Fulacht fia, Curraghadobbin, Co. Tipperary
Co. Tipperary |
Settlement Sites
Along the east bank of the Clasha River in Curraghadobbin, a cluster of low, spreading mounds sits in reclaimed farmland beside a river that has itself been straightened and channelled over time.
The mounds are easy to miss, and that ambiguity is precisely what makes them interesting. Eleven sites along this stretch were identified by a researcher named Will Forbes, but none of them fits the textbook profile of what archaeologists are actually looking for.

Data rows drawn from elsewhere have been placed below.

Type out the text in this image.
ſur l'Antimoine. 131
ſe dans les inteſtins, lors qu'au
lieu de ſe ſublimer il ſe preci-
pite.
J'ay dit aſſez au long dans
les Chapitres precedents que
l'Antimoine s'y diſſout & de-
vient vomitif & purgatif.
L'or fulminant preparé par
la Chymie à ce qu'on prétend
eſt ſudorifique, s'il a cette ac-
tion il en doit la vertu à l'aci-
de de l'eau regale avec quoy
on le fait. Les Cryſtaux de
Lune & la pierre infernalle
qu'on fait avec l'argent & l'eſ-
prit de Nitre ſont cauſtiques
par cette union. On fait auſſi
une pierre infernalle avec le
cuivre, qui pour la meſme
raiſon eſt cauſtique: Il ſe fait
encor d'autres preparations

A fulacht fia, sometimes called a burnt mound, is among the most common prehistoric monuments in Ireland. In its classic form, it consists of a horseshoe-shaped mound of fire-cracked stone surrounding a timber-lined trough. The accepted interpretation is that stones were heated in a fire and dropped into the water-filled trough to bring it to the boil, most likely for cooking, though theories about bathing, brewing, and textile processing have all been proposed. What makes the Curraghadobbin examples unusual is that none of them shows this characteristic shape or any clear evidence of a trough. The mounds here range considerably in size, from roughly 17 metres across to an outlier measuring over 51 metres by 32 metres, with heights between about 0.2 and 0.68 metres. They are described as low and amorphous, meaning they could be the heavily degraded remains of prehistoric activity, or they could simply be natural undulations in the landscape. The distinction, at this point, cannot be made with confidence.